ECLI:NL:CRVB:2015:4795

Centrale Raad van Beroep

Datum uitspraak
24 december 2015
Publicatiedatum
24 december 2015
Zaaknummer
14-4311 WUV
Instantie
Centrale Raad van Beroep
Type
Uitspraak
Rechtsgebied
Bestuursrecht; Socialezekerheidsrecht
Procedures
  • Eerste en enige aanleg
Rechters
Vindplaatsen
  • Rechtspraak.nl
AI samenvatting door LexboostAutomatisch gegenereerd

Afwijzing aanvraag om toekenningen krachtens de Wet uitkeringen vervolgingsslachtoffers 1940-1945 (Wuv)

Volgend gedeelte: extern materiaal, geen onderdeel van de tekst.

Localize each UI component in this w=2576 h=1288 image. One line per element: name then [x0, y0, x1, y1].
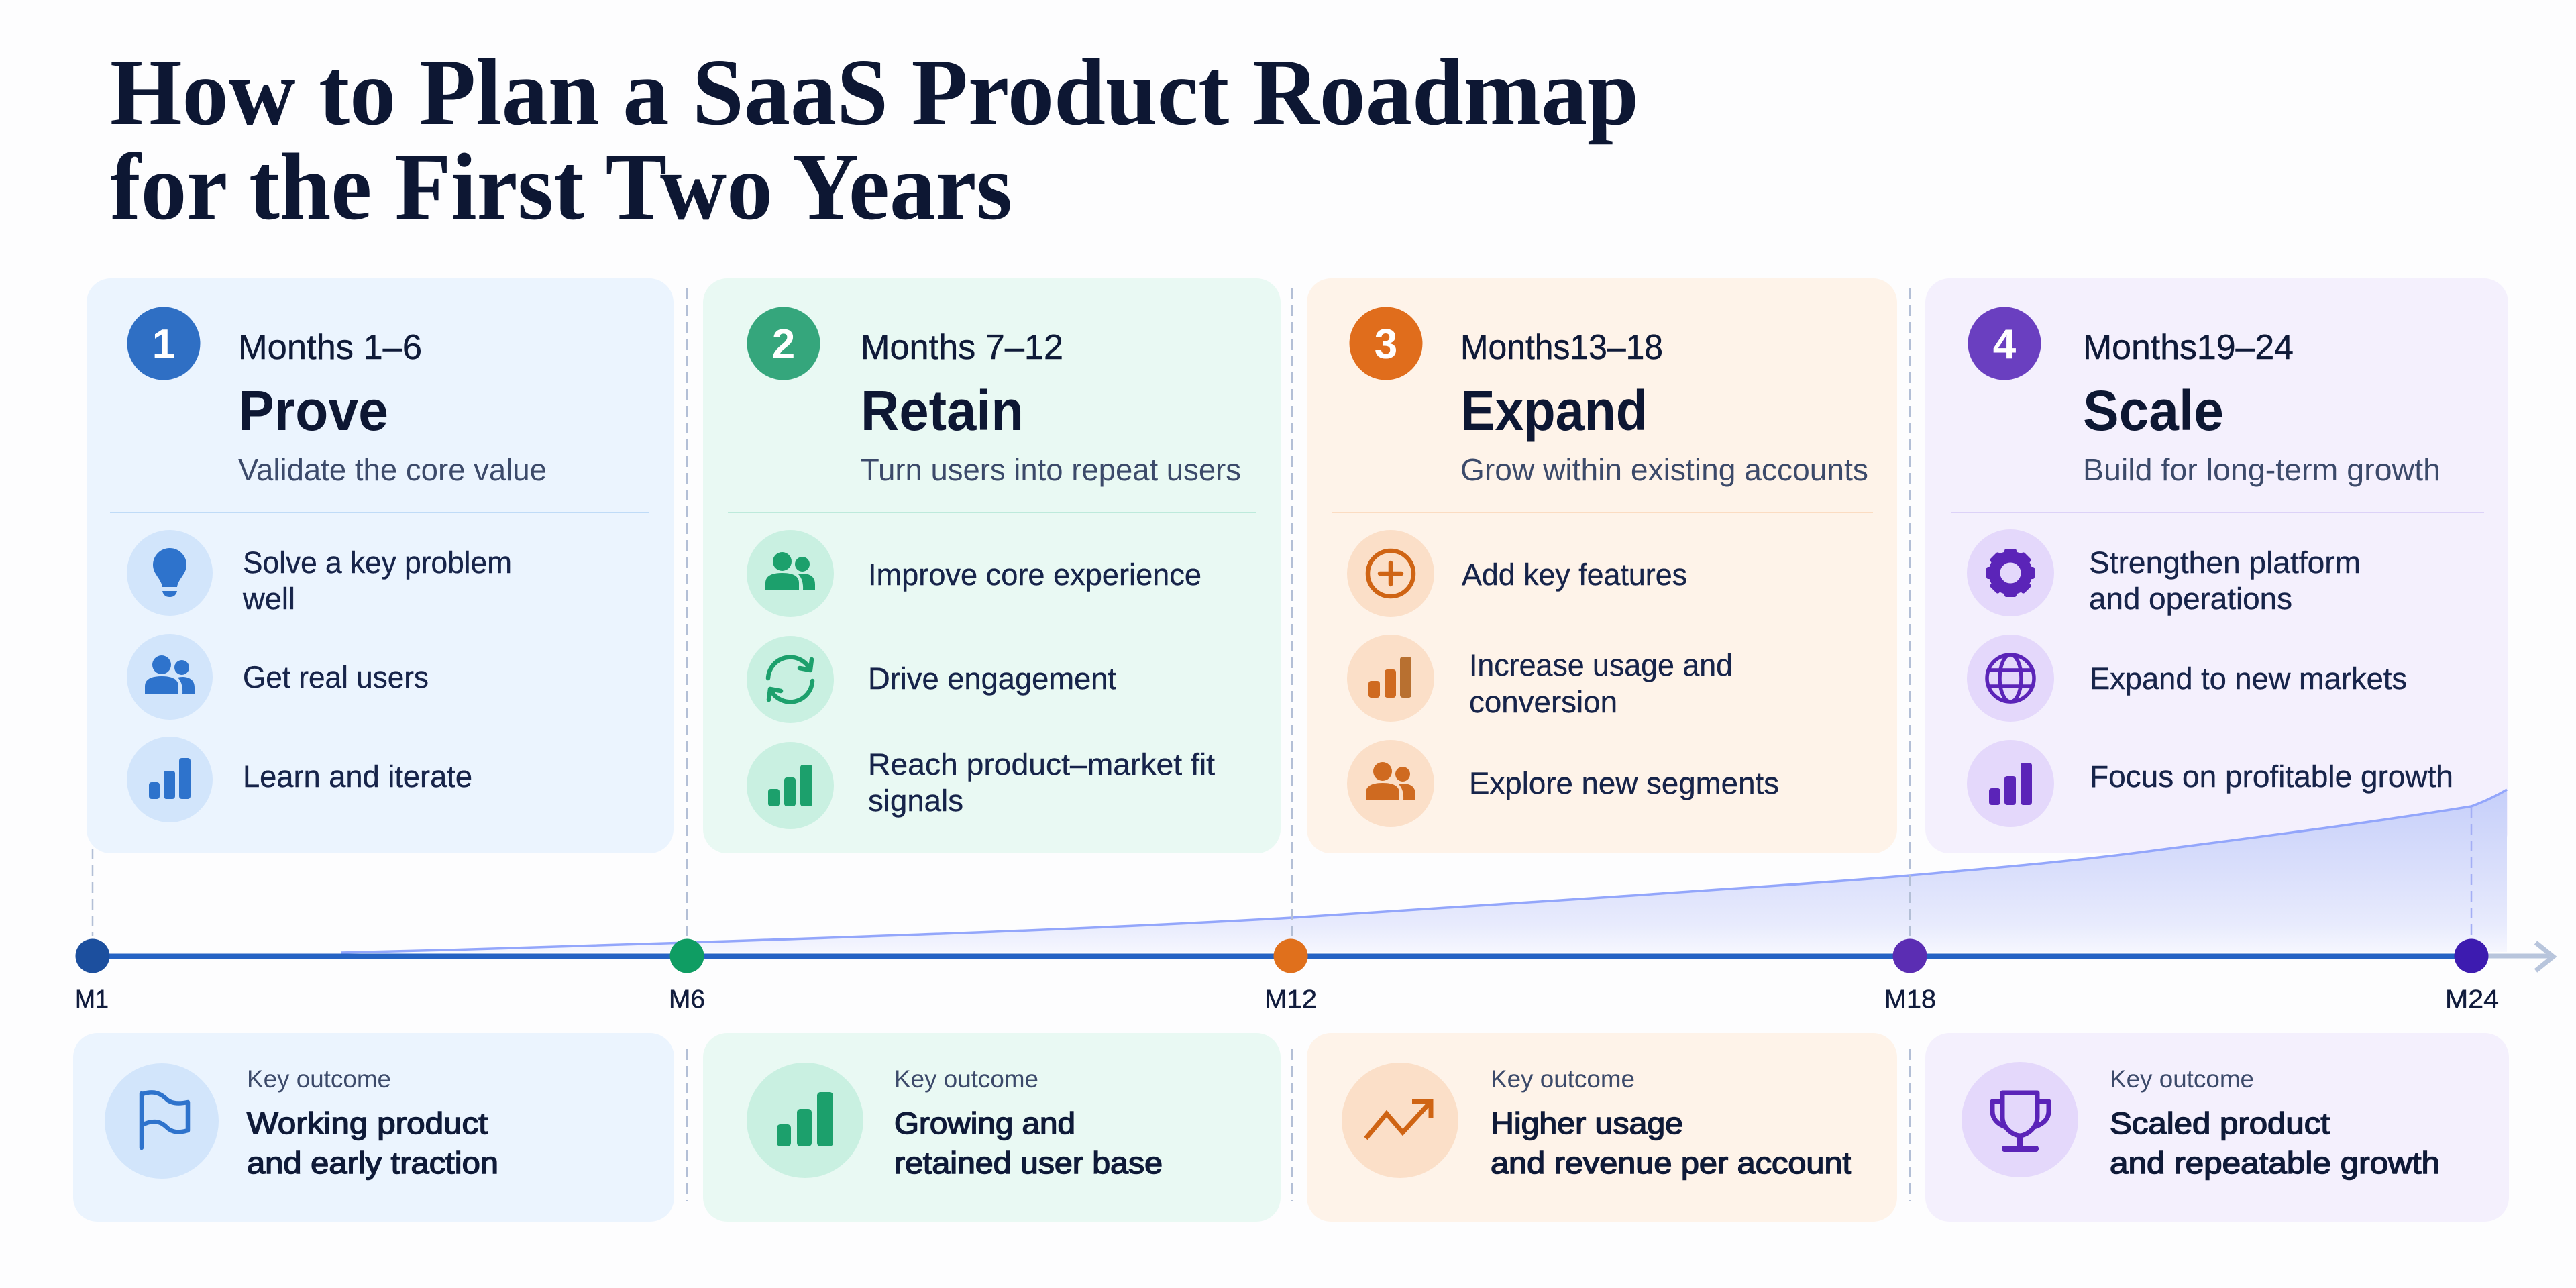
milestone M12: [1265, 939, 1317, 1014]
icon: bar chart: [747, 1063, 863, 1178]
item: learn and iterate: Learn and iterate: [243, 759, 472, 794]
item: increase usage and conversion: [1347, 635, 1733, 722]
outcome text 3: Key outcome: [1491, 1065, 1635, 1093]
outcome card 2: [703, 1033, 1281, 1222]
item: reach product-market fit signals: [747, 742, 1216, 829]
item: improve core experience: [747, 530, 1201, 617]
icon: trophy: [1962, 1062, 2078, 1177]
phase number badge 4: 4: [1993, 321, 2017, 368]
milestone M1: [75, 939, 110, 1014]
milestone M18: [1884, 939, 1936, 1014]
outcome text 1: and early traction: [247, 1146, 498, 1180]
phase 2 heading: Months 7–12: [861, 328, 1063, 367]
phase 4 heading: [2083, 328, 2440, 487]
item: increase usage and conversion: conversion: [1469, 685, 1617, 719]
item: strengthen platform and operations: [1967, 529, 2361, 616]
outcome text 2: Growing and: [894, 1106, 1075, 1140]
outcome text 1: Key outcome: [247, 1065, 391, 1093]
outcome card 4: [1925, 1033, 2509, 1222]
item: drive engagement: Drive engagement: [868, 661, 1116, 696]
outcome text 2: [894, 1065, 1163, 1180]
growth area curve: [341, 790, 2507, 953]
outcome text 4: Key outcome: [2110, 1065, 2254, 1093]
outcome text 3: Higher usage: [1491, 1106, 1683, 1140]
item: add key features: Add key features: [1462, 557, 1687, 592]
item: drive engagement: [747, 636, 1116, 723]
outcome text 1: [247, 1065, 498, 1180]
phase number badge 3: 3: [1375, 321, 1397, 368]
outcome text 2: retained user base: [894, 1146, 1163, 1180]
milestone dashed guides: [93, 288, 2471, 1201]
milestone M18: M18: [1884, 985, 1936, 1014]
panel: phase 1 prove: [87, 278, 674, 853]
title: [110, 39, 1639, 239]
item: reach product-market fit signals: Reach product–market fit: [868, 747, 1216, 782]
outcome text 4: Scaled product: [2110, 1106, 2330, 1140]
outcome card 3: [1307, 1033, 1897, 1222]
phase 2 heading: Retain: [861, 379, 1024, 442]
phase 1 heading: [238, 328, 547, 487]
item: increase usage and conversion: Increase usage and: [1469, 648, 1733, 682]
outcome text 4: [2110, 1065, 2440, 1180]
phase number badge 4: [1968, 307, 2041, 380]
item: learn and iterate: [127, 737, 472, 822]
title: How to Plan a SaaS Product Roadmap: [110, 39, 1639, 145]
phase 4 heading: Months19–24: [2083, 328, 2294, 367]
outcome text 3: and revenue per account: [1491, 1146, 1852, 1180]
item: solve a key problem: well: [242, 582, 295, 616]
phase 4 heading: Build for long-term growth: [2083, 452, 2440, 487]
phase 3 heading: [1460, 328, 1868, 487]
panel: phase 4 scale: [1925, 278, 2508, 853]
item: reach product-market fit signals: signals: [868, 784, 963, 818]
item: focus on profitable growth: [1967, 740, 2453, 827]
phase 4 heading: Scale: [2083, 379, 2224, 442]
milestone M6: M6: [669, 985, 705, 1014]
item: solve a key problem: [127, 530, 512, 616]
milestone M1: M1: [75, 985, 109, 1014]
outcome text 3: [1491, 1065, 1852, 1180]
outcome card 1: [73, 1033, 674, 1222]
item: expand to new markets: [1967, 635, 2407, 722]
item: explore new segments: Explore new segments: [1469, 766, 1779, 800]
phase number badge 1: [127, 307, 200, 380]
item: add key features: [1347, 530, 1687, 617]
item: improve core experience: Improve core experience: [868, 557, 1201, 592]
outcome text 2: Key outcome: [894, 1065, 1038, 1093]
item: focus on profitable growth: Focus on profitable growth: [2090, 759, 2453, 794]
icon: flag: [105, 1063, 219, 1179]
item: strengthen platform and operations: Strengthen platform: [2089, 545, 2361, 580]
phase number badge 2: 2: [772, 321, 795, 368]
panel: phase 3 expand: [1307, 278, 1897, 853]
milestone M12: M12: [1265, 985, 1317, 1014]
item: get real users: Get real users: [243, 660, 429, 694]
outcome text 4: and repeatable growth: [2110, 1146, 2440, 1180]
item: solve a key problem: Solve a key problem: [243, 545, 512, 580]
milestone M6: [669, 939, 705, 1014]
phase 1 heading: Months 1–6: [238, 328, 422, 367]
phase 2 heading: Turn users into repeat users: [861, 452, 1241, 487]
panel: phase 2 retain: [703, 278, 1281, 853]
item: expand to new markets: Expand to new markets: [2090, 661, 2407, 696]
milestone M24: [2445, 939, 2499, 1014]
timeline axis with arrow: [93, 943, 2553, 971]
phase 1 heading: Validate the core value: [238, 452, 547, 487]
title: for the First Two Years: [110, 133, 1012, 239]
icon: trend arrow: [1342, 1063, 1458, 1178]
phase 2 heading: [861, 328, 1241, 487]
phase 3 heading: Months13–18: [1460, 328, 1663, 367]
milestone M24: M24: [2445, 985, 2499, 1014]
phase number badge 1: 1: [152, 321, 175, 368]
item: get real users: [127, 634, 429, 720]
phase 1 heading: Prove: [238, 379, 388, 442]
phase number badge 3: [1350, 307, 1422, 380]
phase 3 heading: Grow within existing accounts: [1460, 452, 1868, 487]
outcome text 1: Working product: [247, 1106, 488, 1140]
item: strengthen platform and operations: and operations: [2089, 582, 2292, 616]
phase 3 heading: Expand: [1460, 379, 1648, 442]
item: explore new segments: [1347, 740, 1779, 827]
phase number badge 2: [747, 307, 820, 380]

In deze zaak heeft appellant, geboren in 1957, een aanvraag ingediend voor toekenningen krachtens de Wet uitkeringen vervolgingsslachtoffers 1940-1945 (Wuv). Deze aanvraag werd op 5 februari 2014 afgewezen, en het bestreden besluit van de Pensioen- en Uitkeringsraad werd gehandhaafd. Appellant beroept zich op de oorlogservaringen van zijn ouders, maar de Raad stelt vast dat de Wuv sinds 15 juli 1994 gesloten is voor de tweede generatie. Dit betekent dat alleen personen die vervolging hebben ondergaan en voldoen aan de overige vereisten van de Wuv in aanmerking komen voor gelijkstelling met de vervolgde.

De Raad overweegt dat de Wuv zelf al een anti-hardheidsbepaling bevat en dat het niet toepassen van de wet geen klaarblijkelijke hardheid inhoudt. Appellant kan niet worden gehoord over zijn bezwaar, omdat dit als kennelijk ongegrond is bestempeld. De Raad concludeert dat verweerder terecht de aanvraag heeft afgewezen en dat het beroep van appellant ongegrond is. Er is geen aanleiding voor een proceskostenveroordeling.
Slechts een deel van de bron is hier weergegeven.